Game franchises like "Battlefield" and "FIFA" are among EA's most iconic, but the rapid rise of online, often free-to-play games with engaging formats are challenging the dominance of EA, Activision Blizzard and Take-Two Interactive Software Inc.

"The video game industry continues to grow through a year of intense competition and transformational change," Chief Executive Andrew Wilson said in a statement.

"Q3 was a difficult quarter for Electronic Arts and we did not perform to our expectations," he added, referring to EA's results for the final three months of 2018.

"Battlefield V" had poor sales in the quarter, EA executives said. The fifth installment in the franchise was launched in November, a month later than planned, because of delays in development.

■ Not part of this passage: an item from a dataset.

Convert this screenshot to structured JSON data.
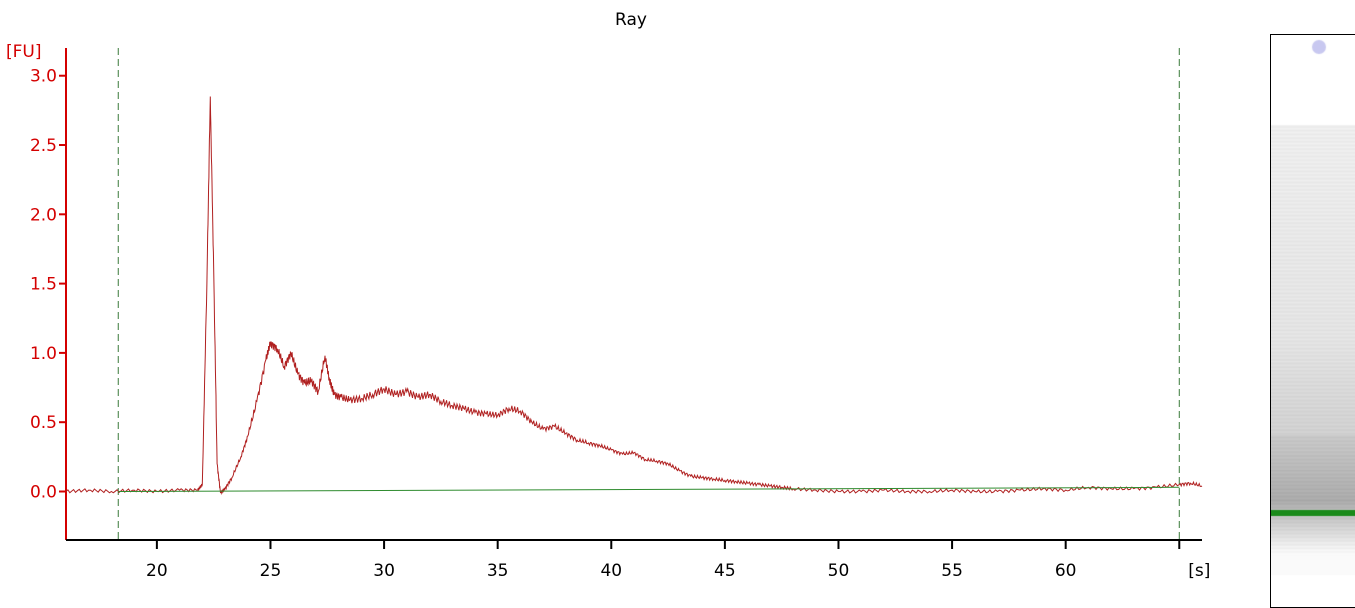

"We think (postponing the Battlefield launch) was the right decision, but it put us in the middle of a very discounted holiday season," EA Chief Financial Officer Blake Jorgensen said in an interview. "We probably sold about a million units less than we thought we would."

Data from research firm NPD showed that "Battlefield V" lagged Activision's "Call of Duty: Black Ops 4" and Take-Two's "Red Dead Redemption 2" in dollar sales during December.

Launching "Battlefield V" in just a single-player mode rather than offering a battle royale version also likely hurt sales, Jorgensen said.

The battle royale format in multi-player gaming, which allows dozens of players to battle each other to the death until the last survivor, became wildly popular in 2018 thanks to "PUBG" and Epic Games' "Fortnite," two games which are also credited with introducing newer audiences to gaming.

EA, meanwhile, announced its first free-to-play battle royale game, called Apex Legends, only on Monday.

For the third quarter that ended Dec. 31, EA reported adjusted revenue of $1.61 billion, well below Wall Street analysts' average estimate of $1.75 billion, according to IBES data from Refinitiv.

The Redwood City, California-based company cut its adjusted revenue projections for the year ending March to about $4.75 billion from $5.20 billion.

Jorgensen said sales from EA's mobile games also underwhelmed, with newly launched "Command and Conquer" performing below expectations.